Note that the addition of async remains important for maximizing throughput. If the async was omitted, this stream would execute four-times slower, since the sub-streams would be executed on the same thread, rather than being executed concurrently. With async, this stream will execute in approximately the same time as the Partition example provided earlier in this article.

One does need to be careful when merging sub-streams. If the number of active sub-streams is limited using mergeSubstreamsWithParallelism and is less than the maximum number of sub-streams in the groupBy, the stream will deadlock, as described in the Akka Streams documentation. For example, if the active sub-streams are limited to three or fewer in the previous example, the stream will deadlock.

Source(1 to 1000)
  .groupBy(4, _ % 4)
  .map(spin)
  .async
  .mergeSubstreamsWithParallelism(3) // This will deadlock the stream!
  .runWith(Sink.ignore)

Another thing to be careful of with groupBy is that if you are working with a very large number of partitions, you need to be cognizant of the memory requirements. For example, it would not be a good idea to partition ephemeral session-identifiers into thousands or millions of unique sub-streams for some kind of stateful processing. The groupBy key for each partition will be in memory and there is no timeout mechanism. For this kind of processing, it would be better to maintain state in an actor and interface with the actor from the stream using mapAsync and the ask pattern, or the ask flow stage, which will maintain backpressure in the stream, as I detailed in my series on integrating actors and streams. The actor can also be used to implement a timeout mechanism, using a timer function, to stop the actor after a period of inactivity.

splitWhen and splitAfter

Similar to groupBy, splitWhen and splitAfter are two other operations that generate sub-streams. When they are suited to the workload, they can be used to greatly improve throughput, by dynamically creating sub-streams that can be executed in parallel.

Interestingly, the following example is one of the most efficient ways to execute the example workload that I have presented in this article.

Source(1 to 1000)
  .splitWhen(_ % 4 == 0)
  .map(spin)
  .async
  .mergeSubstreams
  .runWith(Sink.ignore)

This example arbitrarily emits a new sub-stream after every four elements. If the number of elements per sub-stream is much larger, say 1000, the performance will not be as good, since it will decrease the frequency at which sub-streams are created, ultimately decreasing the overall parallelism.

Being able to partition a workload in this manner usually depends on the workload itself. In an IoT scenario, one might partition a collection of messages from a single device based on a delimiter for individual messages. Depending on how it is used, this partitioning scheme may or may not maintain total ordering within the stream. Of course, it can also be used in combination with the other partitioning schemes presented in this article—perhaps first partitioning messages based on a unique device-identifier using Partition, then partitioning collections of messages from a single device using splitWhen or splitAfter.

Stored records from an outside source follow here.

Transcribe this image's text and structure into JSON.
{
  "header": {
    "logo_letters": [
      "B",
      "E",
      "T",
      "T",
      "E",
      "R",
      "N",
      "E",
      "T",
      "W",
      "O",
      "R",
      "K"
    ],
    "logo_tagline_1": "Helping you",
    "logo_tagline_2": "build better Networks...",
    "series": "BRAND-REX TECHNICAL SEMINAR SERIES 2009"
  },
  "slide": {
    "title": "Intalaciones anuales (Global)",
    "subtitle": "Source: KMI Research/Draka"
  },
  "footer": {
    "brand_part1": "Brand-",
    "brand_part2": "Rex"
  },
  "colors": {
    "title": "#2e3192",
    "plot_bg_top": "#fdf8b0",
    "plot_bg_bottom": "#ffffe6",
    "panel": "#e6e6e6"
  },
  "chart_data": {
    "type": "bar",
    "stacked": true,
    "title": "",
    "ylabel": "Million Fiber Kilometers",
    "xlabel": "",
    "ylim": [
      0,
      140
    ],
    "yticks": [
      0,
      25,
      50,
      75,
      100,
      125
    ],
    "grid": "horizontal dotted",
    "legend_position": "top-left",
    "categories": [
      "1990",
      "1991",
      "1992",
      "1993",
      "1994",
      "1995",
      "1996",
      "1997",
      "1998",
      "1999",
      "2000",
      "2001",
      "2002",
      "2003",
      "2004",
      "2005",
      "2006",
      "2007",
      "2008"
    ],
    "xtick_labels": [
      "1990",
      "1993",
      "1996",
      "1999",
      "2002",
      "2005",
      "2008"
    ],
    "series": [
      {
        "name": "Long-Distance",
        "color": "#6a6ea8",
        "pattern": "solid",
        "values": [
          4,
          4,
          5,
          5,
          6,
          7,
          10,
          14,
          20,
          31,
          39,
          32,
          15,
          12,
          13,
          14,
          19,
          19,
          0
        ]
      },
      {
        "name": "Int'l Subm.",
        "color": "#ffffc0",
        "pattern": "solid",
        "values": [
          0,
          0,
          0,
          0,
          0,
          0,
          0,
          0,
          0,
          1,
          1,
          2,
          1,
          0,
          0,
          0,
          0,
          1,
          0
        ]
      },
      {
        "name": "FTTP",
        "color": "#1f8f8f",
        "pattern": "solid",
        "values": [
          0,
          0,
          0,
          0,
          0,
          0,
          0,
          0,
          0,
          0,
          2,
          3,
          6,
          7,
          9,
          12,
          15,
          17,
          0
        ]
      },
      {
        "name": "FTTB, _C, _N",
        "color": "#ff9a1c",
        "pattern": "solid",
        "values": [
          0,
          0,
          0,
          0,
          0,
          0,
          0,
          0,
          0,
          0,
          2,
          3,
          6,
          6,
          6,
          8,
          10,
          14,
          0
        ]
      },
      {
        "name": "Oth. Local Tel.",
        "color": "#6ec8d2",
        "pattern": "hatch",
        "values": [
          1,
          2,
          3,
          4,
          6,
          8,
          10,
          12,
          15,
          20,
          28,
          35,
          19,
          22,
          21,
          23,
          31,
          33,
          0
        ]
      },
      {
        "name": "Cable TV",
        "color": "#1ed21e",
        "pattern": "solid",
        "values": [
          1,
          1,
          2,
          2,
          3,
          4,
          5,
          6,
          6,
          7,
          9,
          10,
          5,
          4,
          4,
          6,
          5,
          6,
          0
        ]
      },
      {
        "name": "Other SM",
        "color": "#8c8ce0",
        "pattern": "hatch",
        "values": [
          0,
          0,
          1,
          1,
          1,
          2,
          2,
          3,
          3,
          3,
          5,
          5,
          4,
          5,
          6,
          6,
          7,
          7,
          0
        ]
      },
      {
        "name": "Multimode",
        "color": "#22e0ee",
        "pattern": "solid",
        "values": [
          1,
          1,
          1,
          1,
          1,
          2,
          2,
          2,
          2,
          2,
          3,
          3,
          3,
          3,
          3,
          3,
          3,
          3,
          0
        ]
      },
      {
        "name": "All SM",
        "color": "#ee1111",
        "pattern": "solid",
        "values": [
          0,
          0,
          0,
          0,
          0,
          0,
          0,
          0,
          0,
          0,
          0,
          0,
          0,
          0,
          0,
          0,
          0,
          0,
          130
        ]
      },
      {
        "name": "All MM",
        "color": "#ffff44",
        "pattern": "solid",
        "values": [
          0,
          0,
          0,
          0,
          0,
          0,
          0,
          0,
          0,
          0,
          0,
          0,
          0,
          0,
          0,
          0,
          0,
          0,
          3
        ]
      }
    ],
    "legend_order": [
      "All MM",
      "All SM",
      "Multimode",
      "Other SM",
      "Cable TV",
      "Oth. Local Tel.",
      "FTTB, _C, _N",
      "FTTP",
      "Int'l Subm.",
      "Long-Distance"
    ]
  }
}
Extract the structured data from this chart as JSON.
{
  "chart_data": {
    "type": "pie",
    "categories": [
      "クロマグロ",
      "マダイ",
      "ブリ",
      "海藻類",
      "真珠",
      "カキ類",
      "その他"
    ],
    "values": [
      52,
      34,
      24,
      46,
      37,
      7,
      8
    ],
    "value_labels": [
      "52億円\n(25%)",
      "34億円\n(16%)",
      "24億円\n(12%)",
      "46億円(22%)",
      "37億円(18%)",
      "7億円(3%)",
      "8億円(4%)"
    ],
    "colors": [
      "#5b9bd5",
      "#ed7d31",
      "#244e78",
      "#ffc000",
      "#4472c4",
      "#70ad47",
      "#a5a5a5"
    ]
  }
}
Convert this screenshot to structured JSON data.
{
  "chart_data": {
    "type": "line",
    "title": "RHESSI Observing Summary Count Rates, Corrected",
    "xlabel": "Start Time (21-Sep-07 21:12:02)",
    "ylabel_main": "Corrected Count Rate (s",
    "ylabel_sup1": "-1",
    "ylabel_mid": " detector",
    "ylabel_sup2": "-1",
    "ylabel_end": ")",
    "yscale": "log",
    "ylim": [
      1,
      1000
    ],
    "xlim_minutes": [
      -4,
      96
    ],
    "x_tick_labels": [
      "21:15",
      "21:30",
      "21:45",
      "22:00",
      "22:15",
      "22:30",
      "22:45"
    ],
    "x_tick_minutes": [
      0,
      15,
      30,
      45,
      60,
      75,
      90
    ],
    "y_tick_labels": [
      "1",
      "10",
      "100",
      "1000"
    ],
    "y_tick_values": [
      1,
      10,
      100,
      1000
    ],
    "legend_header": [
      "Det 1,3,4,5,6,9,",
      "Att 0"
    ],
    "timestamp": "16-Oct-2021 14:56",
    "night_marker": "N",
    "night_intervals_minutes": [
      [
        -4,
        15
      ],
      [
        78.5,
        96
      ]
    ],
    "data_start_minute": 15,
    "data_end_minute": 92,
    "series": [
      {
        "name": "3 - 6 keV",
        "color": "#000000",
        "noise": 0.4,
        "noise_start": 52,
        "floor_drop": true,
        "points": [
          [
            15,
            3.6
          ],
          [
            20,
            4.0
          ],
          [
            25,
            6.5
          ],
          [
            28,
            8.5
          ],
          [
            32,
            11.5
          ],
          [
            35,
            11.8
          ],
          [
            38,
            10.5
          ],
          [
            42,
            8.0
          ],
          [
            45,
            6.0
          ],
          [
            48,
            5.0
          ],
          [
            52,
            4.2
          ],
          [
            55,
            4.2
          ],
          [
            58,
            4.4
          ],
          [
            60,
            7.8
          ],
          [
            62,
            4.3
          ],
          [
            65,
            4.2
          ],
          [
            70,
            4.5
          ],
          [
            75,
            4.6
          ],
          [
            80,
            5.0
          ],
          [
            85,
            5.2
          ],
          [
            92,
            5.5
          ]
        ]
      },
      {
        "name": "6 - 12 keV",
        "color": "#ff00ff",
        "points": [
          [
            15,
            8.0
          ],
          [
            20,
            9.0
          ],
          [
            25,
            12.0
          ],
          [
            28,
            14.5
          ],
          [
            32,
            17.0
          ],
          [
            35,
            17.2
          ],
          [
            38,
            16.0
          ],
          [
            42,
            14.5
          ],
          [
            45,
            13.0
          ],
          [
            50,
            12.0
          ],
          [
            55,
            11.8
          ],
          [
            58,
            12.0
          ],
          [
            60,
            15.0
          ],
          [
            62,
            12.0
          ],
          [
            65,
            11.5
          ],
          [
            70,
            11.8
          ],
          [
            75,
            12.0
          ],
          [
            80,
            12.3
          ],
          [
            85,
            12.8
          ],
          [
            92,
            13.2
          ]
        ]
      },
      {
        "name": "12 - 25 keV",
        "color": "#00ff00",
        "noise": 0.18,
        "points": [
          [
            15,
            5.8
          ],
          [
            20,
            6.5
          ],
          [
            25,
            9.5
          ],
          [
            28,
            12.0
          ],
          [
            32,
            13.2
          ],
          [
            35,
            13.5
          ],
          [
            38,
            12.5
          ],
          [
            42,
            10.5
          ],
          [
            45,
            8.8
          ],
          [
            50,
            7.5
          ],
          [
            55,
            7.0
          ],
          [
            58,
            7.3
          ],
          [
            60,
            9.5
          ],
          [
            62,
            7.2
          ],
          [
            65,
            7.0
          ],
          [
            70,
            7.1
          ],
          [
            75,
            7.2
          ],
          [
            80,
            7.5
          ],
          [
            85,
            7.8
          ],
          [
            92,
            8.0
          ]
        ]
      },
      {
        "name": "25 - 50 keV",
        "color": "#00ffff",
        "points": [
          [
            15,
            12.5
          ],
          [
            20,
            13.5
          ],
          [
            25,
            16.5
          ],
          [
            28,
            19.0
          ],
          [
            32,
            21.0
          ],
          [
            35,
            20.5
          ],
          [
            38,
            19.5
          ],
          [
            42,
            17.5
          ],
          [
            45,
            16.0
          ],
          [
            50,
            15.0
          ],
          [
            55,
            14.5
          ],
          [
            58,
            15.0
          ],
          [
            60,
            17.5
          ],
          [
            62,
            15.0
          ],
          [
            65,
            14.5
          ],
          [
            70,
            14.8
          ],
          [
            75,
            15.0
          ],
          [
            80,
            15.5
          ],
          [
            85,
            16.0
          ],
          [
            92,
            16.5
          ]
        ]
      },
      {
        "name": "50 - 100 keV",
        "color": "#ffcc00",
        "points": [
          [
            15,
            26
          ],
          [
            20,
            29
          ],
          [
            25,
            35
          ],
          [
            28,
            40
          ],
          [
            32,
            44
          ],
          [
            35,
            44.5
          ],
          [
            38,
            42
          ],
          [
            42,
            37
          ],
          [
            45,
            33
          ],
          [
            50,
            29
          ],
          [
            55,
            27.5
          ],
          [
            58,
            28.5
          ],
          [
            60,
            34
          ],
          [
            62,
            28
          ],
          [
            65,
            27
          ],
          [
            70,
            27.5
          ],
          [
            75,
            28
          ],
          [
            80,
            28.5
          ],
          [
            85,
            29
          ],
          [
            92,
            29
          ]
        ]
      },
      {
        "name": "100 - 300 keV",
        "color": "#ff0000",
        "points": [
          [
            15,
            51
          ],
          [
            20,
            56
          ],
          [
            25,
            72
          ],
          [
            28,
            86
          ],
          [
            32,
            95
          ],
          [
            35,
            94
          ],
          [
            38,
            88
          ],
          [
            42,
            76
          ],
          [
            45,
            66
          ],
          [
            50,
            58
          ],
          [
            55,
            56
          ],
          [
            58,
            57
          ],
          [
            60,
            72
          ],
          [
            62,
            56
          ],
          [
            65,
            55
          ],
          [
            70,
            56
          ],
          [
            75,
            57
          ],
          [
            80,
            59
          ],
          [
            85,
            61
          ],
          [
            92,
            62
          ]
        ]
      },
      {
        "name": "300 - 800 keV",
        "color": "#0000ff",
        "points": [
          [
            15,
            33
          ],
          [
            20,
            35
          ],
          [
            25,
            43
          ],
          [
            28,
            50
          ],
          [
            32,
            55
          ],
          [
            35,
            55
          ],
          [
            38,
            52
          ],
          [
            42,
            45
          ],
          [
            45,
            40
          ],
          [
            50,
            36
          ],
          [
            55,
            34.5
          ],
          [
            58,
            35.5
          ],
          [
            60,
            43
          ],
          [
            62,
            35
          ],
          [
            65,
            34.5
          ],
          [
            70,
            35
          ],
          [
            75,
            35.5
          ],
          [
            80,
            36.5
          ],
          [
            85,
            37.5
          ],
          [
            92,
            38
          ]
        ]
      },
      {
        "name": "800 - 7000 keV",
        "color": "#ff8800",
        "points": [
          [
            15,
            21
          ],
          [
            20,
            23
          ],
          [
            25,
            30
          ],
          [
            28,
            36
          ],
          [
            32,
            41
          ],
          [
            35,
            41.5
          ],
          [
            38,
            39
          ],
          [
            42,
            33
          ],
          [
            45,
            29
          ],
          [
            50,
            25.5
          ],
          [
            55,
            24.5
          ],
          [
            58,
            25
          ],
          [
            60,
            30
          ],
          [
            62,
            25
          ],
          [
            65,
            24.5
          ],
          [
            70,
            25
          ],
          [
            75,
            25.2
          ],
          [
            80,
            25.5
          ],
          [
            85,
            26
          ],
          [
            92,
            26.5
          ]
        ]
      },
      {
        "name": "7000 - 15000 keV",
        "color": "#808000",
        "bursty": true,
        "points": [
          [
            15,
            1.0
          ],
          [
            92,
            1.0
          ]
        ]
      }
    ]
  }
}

Since the parallelism is basically unlimited in this case, it can make sense to limit the parallelism relative to the number of underlying CPU cores. This can be done with mergeSubstreamsWithParallelism. The following example results in no more than four sub-streams being created at any one time and a new sub-stream will not be created until one of the previous four has been merged and completed.

Source(1 to 1000)
  .splitWhen(_ % 4 == 0)
  .map(spin)
  .async
  .mergeSubstreamsWithParallelism(4)
  .runWith(Sink.ignore)

Summary

In this article, I explored how to partition Akka Streams, with an emphasis on maximizing throughput. When partitioning a stream to improve performance, the idea is to partition the stream so that it can maximize the use of CPU cores, or IO, depending on the type of workload. For the partitioned stages of the stream, the techniques that I explored in my previous article, on maximizing the throughput for individual streams, remain important. In a future article, I will explore how streams can be partitioned externally, to maximize scalability and provide high-availability.